V5 inverts V4: NEON-3 does LPF4, QPU does MC. CPU LPF agg = 30.82 Medge/s (essentially NEON-4 isolation), QPU MC adds 0.37 Mblock/s. This is the wrong deployment — QPU has no comparative advantage for MC, and the LPF kernel that should go to QPU stays on CPU. Confirms that cycle 2 LPF belongs on QPU, not the other way around.

Updated deployment recipe

Cycle Kernel Primary substrate QPU dispatch path Notes
1 IDCT 8×8 QPU yes M4 +7.2 % validated
2 LPF wd=4 QPU yes M4 +6.9 % validated; V4 confirms under MC contention
3 MC 8h CPU optional / unused QPU MC contributes 0.39 Mblock/s under any contention scenario — keep dispatch path but don't enqueue
4 LPF wd=8 QPU yes M4 +4.1 % validated
5 CDEF CPU opportunistic only Cycle 5 Phase 6 deferred; real QPU CDEF measurement still owed

What changes in repo state

  • tests/bench_concurrent_mixed.c lands (~470 LOC).
  • CMakeLists.txt builds bench_concurrent_mixed target with all the FFmpeg + dav1d NEON sources.
  • docs/k3_mc_phase7.md § "M4 methodology caveat" updated with V3 vs V4 deltas.
  • docs/k5_cdef_phase3_partial.md § "Deployment recommendation" updated with V1/V2 fallback-proxy results.
  • Memory feedback_m4_same_kernel_worst_case.md annotated with closing numbers.
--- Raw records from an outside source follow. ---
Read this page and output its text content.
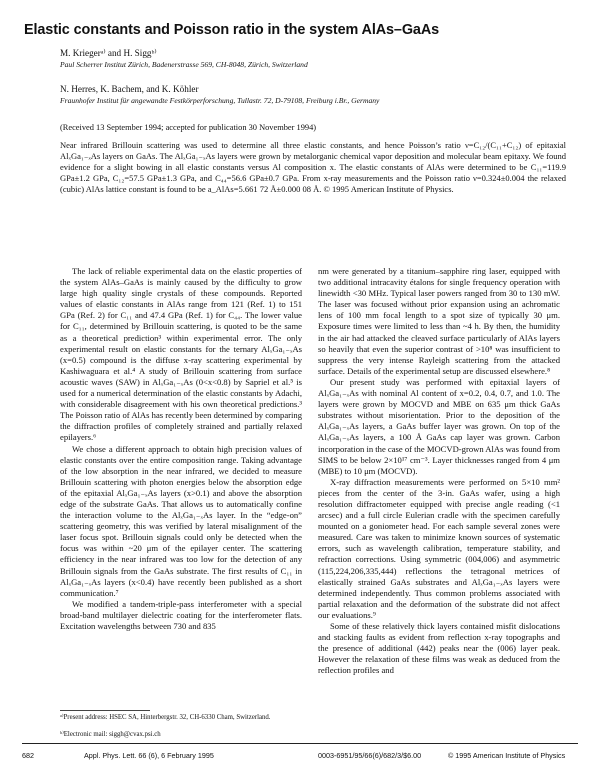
Elastic constants and Poisson ratio in the system AlAs–GaAs
M. Kriegerᵃ⁾ and H. Siggᵇ⁾
Paul Scherrer Institut Zürich, Badenerstrasse 569, CH-8048, Zürich, Switzerland
N. Herres, K. Bachem, and K. Köhler
Fraunhofer Institut für angewandte Festkörperforschung, Tullastr. 72, D-79108, Freiburg i.Br., Germany
(Received 13 September 1994; accepted for publication 30 November 1994)
Near infrared Brillouin scattering was used to determine all three elastic constants, and hence Poisson’s ratio ν=C₁₂/(C₁₁+C₁₂) of epitaxial AlₓGa₁₋ₓAs layers on GaAs. The AlₓGa₁₋ₓAs layers were grown by metalorganic chemical vapor deposition and molecular beam epitaxy. We found evidence for a slight bowing in all elastic constants versus Al composition x. The elastic constants of AlAs were determined to be C₁₁=119.9 GPa±1.2 GPa, C₁₂=57.5 GPa±1.3 GPa, and C₄₄=56.6 GPa±0.7 GPa. From x-ray measurements and the Poisson ratio ν=0.324±0.004 the relaxed (cubic) AlAs lattice constant is found to be a_AlAs=5.661 72 Å±0.000 08 Å. © 1995 American Institute of Physics.

The lack of reliable experimental data on the elastic properties of the system AlAs–GaAs is mainly caused by the difficulty to grow large high quality single crystals of these compounds. Reported values of elastic constants in AlAs range from 121 (Ref. 1) to 151 GPa (Ref. 2) for C₁₁ and 47.4 GPa (Ref. 1) for C₄₄. The lower value for C₁₁, determined by Brillouin scattering, is quoted to be the same as a theoretical prediction³ within experimental error. The only experimental result on elastic constants for the ternary AlₓGa₁₋ₓAs (x=0.5) compound is the diffuse x-ray scattering experimental by Kashiwaguara et al.⁴ A study of Brillouin scattering from surface acoustic waves (SAW) in AlₓGa₁₋ₓAs (0<x<0.8) by Sapriel et al.⁵ is used for a numerical determination of the elastic constants by Adachi, with considerable disagreement with his own theoretical predictions.³ The Poisson ratio of AlAs has recently been determined by comparing the diffraction profiles of completely strained and partially relaxed epilayers.⁶

We chose a different approach to obtain high precision values of elastic constants over the entire composition range. Taking advantage of the low absorption in the near infrared, we decided to measure Brillouin scattering with photon energies below the absorption edge of the epitaxial AlₓGa₁₋ₓAs layers (x>0.1) and above the absorption edge of the substrate GaAs. That allows us to automatically confine the interaction volume to the AlₓGa₁₋ₓAs layer. In the “edge-on” scattering geometry, this was verified by lateral misalignment of the laser focus spot. Brillouin signals could only be detected when the focus was within ~20 μm of the epilayer center. The scattering efficiency in the near infrared was too low for the detection of any Brillouin signals from the GaAs substrate. The first results of C₁₁ in AlₓGa₁₋ₓAs layers (x<0.4) have recently been published as a short communication.⁷

We modified a tandem-triple-pass interferometer with a special broad-band multilayer dielectric coating for the interferometer flats. Excitation wavelengths between 730 and 835

nm were generated by a titanium–sapphire ring laser, equipped with two additional intracavity étalons for single frequency operation with linewidth <30 MHz. Typical laser powers ranged from 30 to 130 mW. The laser was focused without prior expansion using an achromatic lens of 100 mm focal length to a spot size of typically 30 μm. Exposure times were limited to less than ~4 h. By then, the humidity in the air had attacked the cleaved surface particularly of AlAs layers so heavily that even the superior contrast of >10⁸ was insufficient to suppress the very intense Rayleigh scattering from the attacked surface. Details of the experimental setup are discussed elsewhere.⁸

Our present study was performed with epitaxial layers of AlₓGa₁₋ₓAs with nominal Al content of x=0.2, 0.4, 0.7, and 1.0. The layers were grown by MOCVD and MBE on 635 μm thick GaAs substrates without misorientation. Prior to the deposition of the AlₓGa₁₋ₓAs layers, a GaAs buffer layer was grown. On top of the AlₓGa₁₋ₓAs layers, a 100 Å GaAs cap layer was grown. Carbon incorporation in the case of the MOCVD-grown AlAs was found from SIMS to be below 2×10¹⁷ cm⁻³. Layer thicknesses ranged from 4 μm (MBE) to 10 μm (MOCVD).

X-ray diffraction measurements were performed on 5×10 mm² pieces from the center of the 3-in. GaAs wafer, using a high resolution diffractometer equipped with precise angle reading (<1 arcsec) and a full circle Eulerian cradle with the specimen carefully mounted on a goniometer head. For each sample several zones were measured. Care was taken to minimize known sources of systematic errors, such as wavelength calibration, temperature stability, and refraction corrections. Using symmetric (004,006) and asymmetric (115,224,206,335,444) reflections the tetragonal metrices of elastically strained GaAs substrates and AlₓGa₁₋ₓAs layers were determined independently. Thus common problems associated with partial relaxation and the deformation of the substrate did not affect our evaluations.⁹

Some of these relatively thick layers contained misfit dislocations and stacking faults as evident from reflection x-ray topographs and the presence of additional (442) peaks near the (006) layer peak. However the relaxation of these films was weak as deduced from the reflection profiles and

ᵃ⁾Present address: HSEC SA, Hinterbergstr. 32, CH-6330 Cham, Switzerland.
ᵇ⁾Electronic mail: siggh@cvax.psi.ch
682	Appl. Phys. Lett. 66 (6), 6 February 1995	0003-6951/95/66(6)/682/3/$6.00	© 1995 American Institute of Physics
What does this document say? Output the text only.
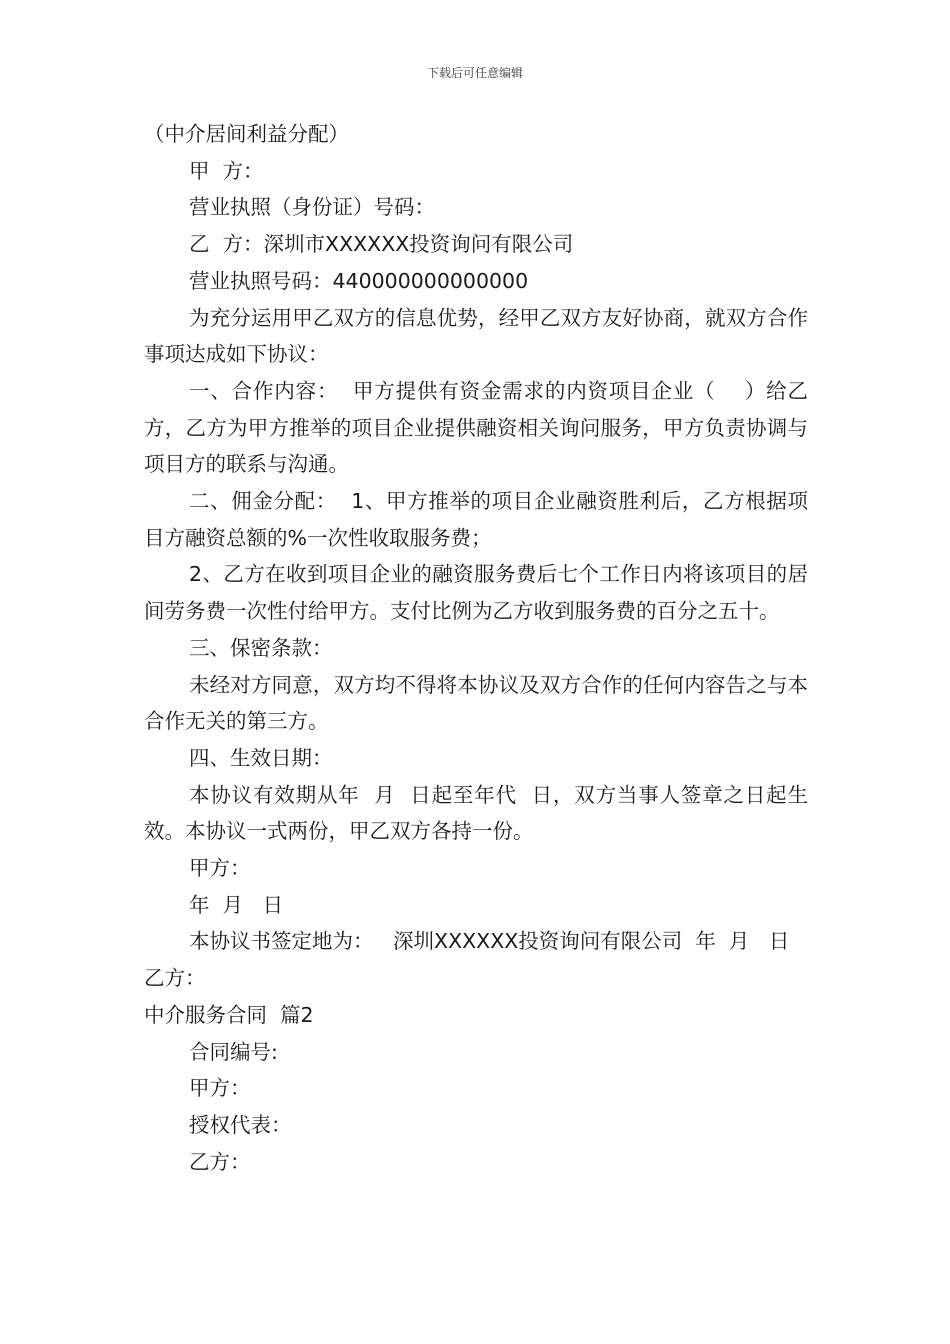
下载后可任意编辑

（中介居间利益分配）

甲  方：

营业执照（身份证）号码：

乙  方：深圳市XXXXXX投资询问有限公司

营业执照号码：440000000000000

为充分运用甲乙双方的信息优势，经甲乙双方友好协商，就双方合作事项达成如下协议：

一、合作内容：  甲方提供有资金需求的内资项目企业（    ）给乙方，乙方为甲方推举的项目企业提供融资相关询问服务，甲方负责协调与项目方的联系与沟通。

二、佣金分配：  1、甲方推举的项目企业融资胜利后，乙方根据项目方融资总额的%一次性收取服务费；

2、乙方在收到项目企业的融资服务费后七个工作日内将该项目的居间劳务费一次性付给甲方。支付比例为乙方收到服务费的百分之五十。

三、保密条款：

未经对方同意，双方均不得将本协议及双方合作的任何内容告之与本合作无关的第三方。

四、生效日期：

本协议有效期从年  月  日起至年代  日，双方当事人签章之日起生效。本协议一式两份，甲乙双方各持一份。

甲方：

年  月   日

本协议书签定地为：   深圳XXXXXX投资询问有限公司  年  月   日

乙方：

中介服务合同  篇2

合同编号:

甲方：

授权代表：

乙方：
What's still open after this issue

  • Real QPU CDEF measurement (depends on cycle 5 Phase 6 landing).
  • Variant D (mixed LPF+MC alternating CPU work) skipped — the V1 vs V4 contrast already answers the deployment question.
  • Phase 8 V4L2 wrapper should follow the recipe table above: dispatch paths for ALL kernels exist; the scheduler chooses per-kernel based on the validated recipe.